第4章 異質な存在
中途半端に手当されたまま、娘、いや叶弥は立ち上がった。
手当てをしたままの姿勢の檎は、自然と叶弥を見上げる格好になる。
少年が困難に対峙した時のような、精悍な顔つき。
しかし、その横顔は大人の女への過渡期の様な、独特な妖しさを孕んでいる。
体付きこそ『女』とは言い難いが、檎はその妖しさに惹かれたのだった。
「名を、教えてはくれぬか?」
気づけばそう言っていた。
ややあって、立ち上がった檎に娘は流し目で答える。
「…叶弥」
「叶弥、そうか、叶弥というのか。ワシは檎(ごん)と言う。」
「ゴンさん」
「…なんだか別の者が浮かんだぞ、呼び捨てで構わんから、さん付けはやめとくれ」
じゃあ、檎で。
遠慮なく呼び捨てられた彼はご満悦らしい。
やや釣り上がった目尻を綻ばせると、片目を開いて叶弥に1つ提案した。
「叶弥、桃源郷へ行くのはちと難しいが…門番がおるからのう。しかし、しばらく匿ってやることは出来るかも知れんぞ?」
「匿う?」
座り直した檎は煙管を取り出し、先端に丸めた葉を詰めてマッチを擦る。ボッと音がして、少し離してから葉に火をつけて、ゆっくりと吸った。
フゥと煙を吐くと、二、三度それを繰り返して灰を落とす。
叶弥はただじっと次の言葉を待つ。
なんとなく、なんとなくだがこの男には気を許してもいいかも知れない。鼻腔に入り込んだ残り香が、不思議と嫌ではなかった。

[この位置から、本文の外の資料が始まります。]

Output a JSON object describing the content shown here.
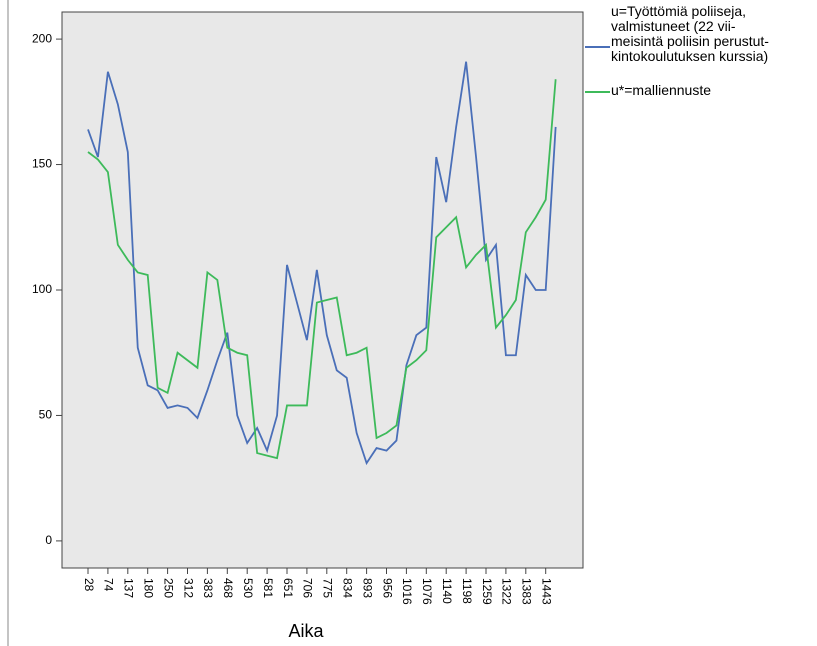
{
  "chart_data": {
    "type": "line",
    "xlabel": "Aika",
    "categories": [
      "28",
      null,
      "74",
      null,
      "137",
      null,
      "180",
      null,
      "250",
      null,
      "312",
      null,
      "383",
      null,
      "468",
      null,
      "530",
      null,
      "581",
      null,
      "651",
      null,
      "706",
      null,
      "775",
      null,
      "834",
      null,
      "893",
      null,
      "956",
      null,
      "1016",
      null,
      "1076",
      null,
      "1140",
      null,
      "1198",
      null,
      "1259",
      null,
      "1322",
      null,
      "1383",
      null,
      "1443",
      null
    ],
    "series": [
      {
        "name": "u=Työttömiä poliiseja,\nvalmistuneet (22 vii-\nmeisintä poliisin perustut-\nkintokoulutuksen kurssia)",
        "color": "#4a6fb8",
        "values": [
          164,
          153,
          187,
          174,
          155,
          77,
          62,
          60,
          53,
          54,
          53,
          49,
          60,
          72,
          83,
          50,
          39,
          45,
          36,
          50,
          110,
          95,
          80,
          108,
          82,
          68,
          65,
          43,
          31,
          37,
          36,
          40,
          70,
          82,
          85,
          153,
          135,
          165,
          191,
          153,
          112,
          118,
          74,
          74,
          106,
          100,
          100,
          165
        ]
      },
      {
        "name": "u*=malliennuste",
        "color": "#3dba5a",
        "values": [
          155,
          152,
          147,
          118,
          112,
          107,
          106,
          61,
          59,
          75,
          72,
          69,
          107,
          104,
          77,
          75,
          74,
          35,
          34,
          33,
          54,
          54,
          54,
          95,
          96,
          97,
          74,
          75,
          77,
          41,
          43,
          46,
          69,
          72,
          76,
          121,
          125,
          129,
          109,
          114,
          118,
          85,
          90,
          96,
          123,
          129,
          136,
          184
        ]
      }
    ],
    "ylim": [
      -10.8,
      210.8
    ],
    "yticks": [
      0,
      50,
      100,
      150,
      200
    ],
    "grid": false
  }
}
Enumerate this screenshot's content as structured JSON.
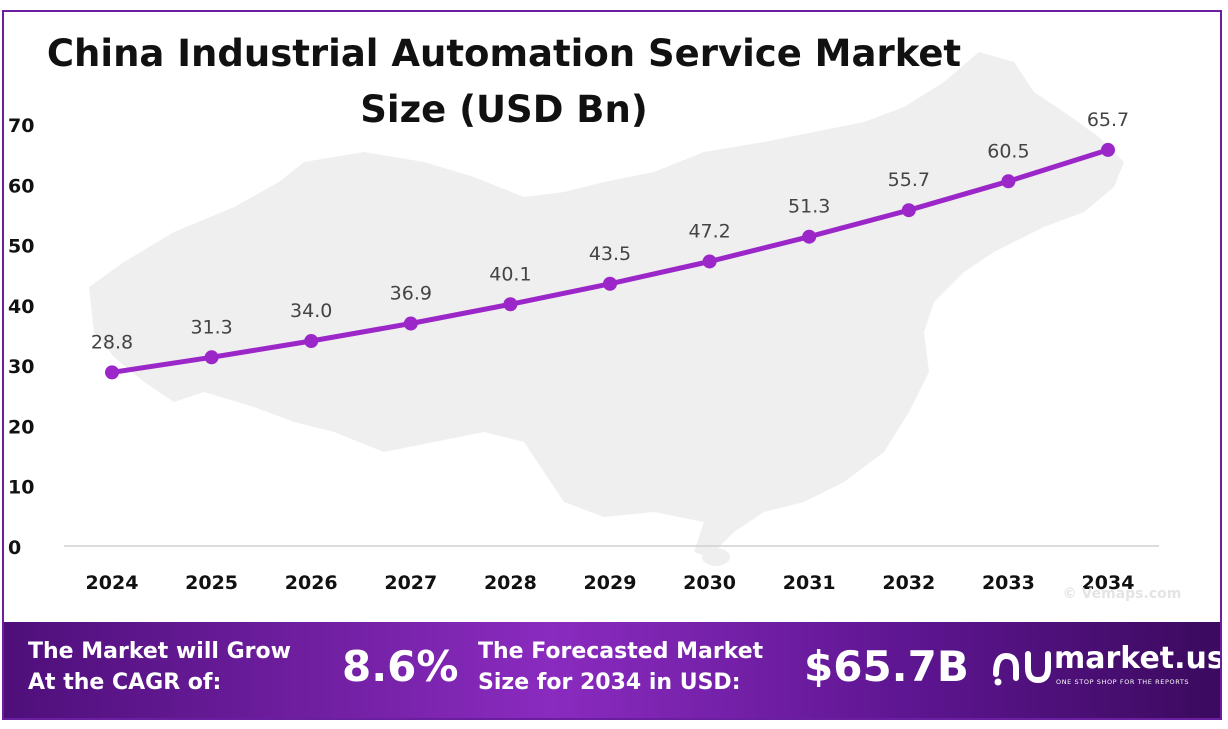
{
  "chart_data": {
    "type": "line",
    "title": "China Industrial Automation Service Market Size (USD Bn)",
    "categories": [
      "2024",
      "2025",
      "2026",
      "2027",
      "2028",
      "2029",
      "2030",
      "2031",
      "2032",
      "2033",
      "2034"
    ],
    "series": [
      {
        "values": [
          28.8,
          31.3,
          34.0,
          36.9,
          40.1,
          43.5,
          47.2,
          51.3,
          55.7,
          60.5,
          65.7
        ]
      }
    ],
    "data_labels": [
      "28.8",
      "31.3",
      "34.0",
      "36.9",
      "40.1",
      "43.5",
      "47.2",
      "51.3",
      "55.7",
      "60.5",
      "65.7"
    ],
    "yticks": [
      "0",
      "10",
      "20",
      "30",
      "40",
      "50",
      "60",
      "70"
    ],
    "ylim": [
      0,
      70
    ],
    "xlabel": "",
    "ylabel": "",
    "grid": false,
    "legend": "none",
    "line_color": "#9b27c9"
  },
  "watermark": "© Vemaps.com",
  "banner": {
    "cagr_label_line1": "The Market will Grow",
    "cagr_label_line2": "At the CAGR of:",
    "cagr_value": "8.6%",
    "forecast_label_line1": "The Forecasted Market",
    "forecast_label_line2": "Size for 2034 in USD:",
    "forecast_value": "$65.7B",
    "brand": "market.us",
    "tagline": "ONE STOP SHOP FOR THE REPORTS",
    "logo_icon": "market-us-logo-icon"
  }
}
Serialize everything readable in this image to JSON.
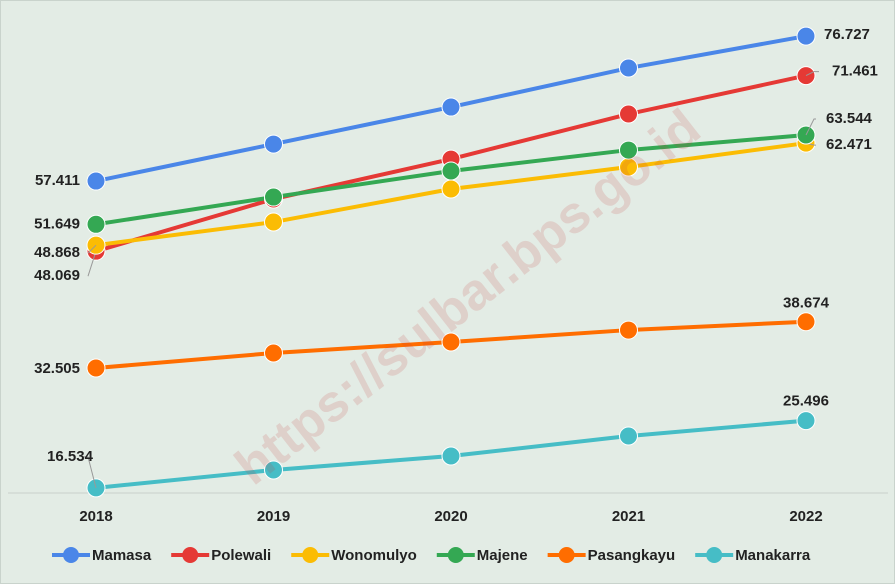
{
  "chart_data": {
    "type": "line",
    "categories": [
      "2018",
      "2019",
      "2020",
      "2021",
      "2022"
    ],
    "series": [
      {
        "name": "Mamasa",
        "color": "#4a86e8",
        "values": [
          57.411,
          62.34,
          67.27,
          72.47,
          76.727
        ]
      },
      {
        "name": "Polewali",
        "color": "#e53935",
        "values": [
          48.069,
          55.02,
          60.34,
          66.34,
          71.461
        ]
      },
      {
        "name": "Wonomulyo",
        "color": "#fbbc04",
        "values": [
          48.868,
          51.95,
          56.35,
          59.28,
          62.471
        ]
      },
      {
        "name": "Majene",
        "color": "#34a853",
        "values": [
          51.649,
          55.28,
          58.75,
          61.54,
          63.544
        ]
      },
      {
        "name": "Pasangkayu",
        "color": "#ff6d00",
        "values": [
          32.505,
          34.5,
          35.97,
          37.56,
          38.674
        ]
      },
      {
        "name": "Manakarra",
        "color": "#46bdc6",
        "values": [
          16.534,
          18.92,
          20.78,
          23.44,
          25.496
        ]
      }
    ],
    "ylim": [
      15,
      81
    ],
    "watermark": "https://sulbar.bps.go.id"
  }
}
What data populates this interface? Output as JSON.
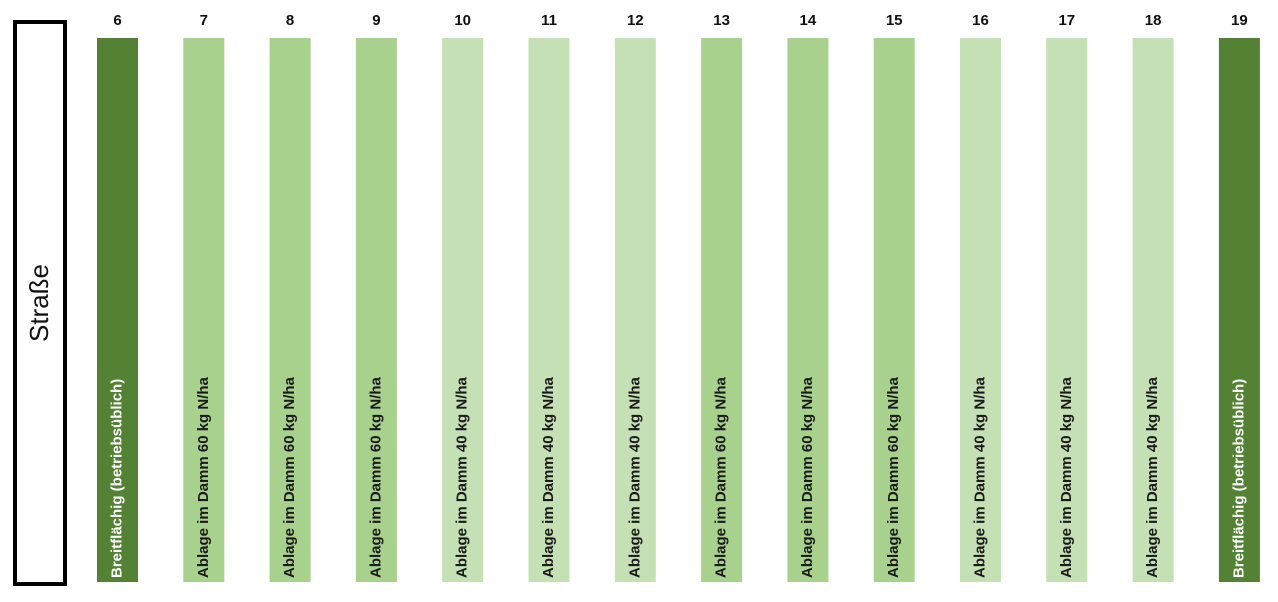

そんな様子を見た檎は煙管を口の端に加えてにィ、と笑いながら言う。
「下働きせんか?なに、客を取らせることはせぬよ。その姿ならワシの店で働いておっても違和感はないだろうて。…悪いようにはせん」
それは、自分が女らしくないと言うことだろう。別段悪びれもせずにそう言い放つ檎に内心思う所はあるが、あの鬼灯に見つかって小間使いにされるよりはマシだ。
なによりあの鬼神が進んで花街に来たり、まして店内に入るとは思えない。隠れ蓑に最適だ。
更にいうなら、ここならば桃源郷の住人、歩く猥褻物じゃなかった神獣、白澤が来るのは確実。
カノンとも早く合流出来るかもしれないし、不本意だが檎の提案はありがたいのも事実だった。
叶弥は檎の正面に立つと軽く頭を下げて、よろしくお願いします、と挨拶でもって彼の誘いに返答したのだった。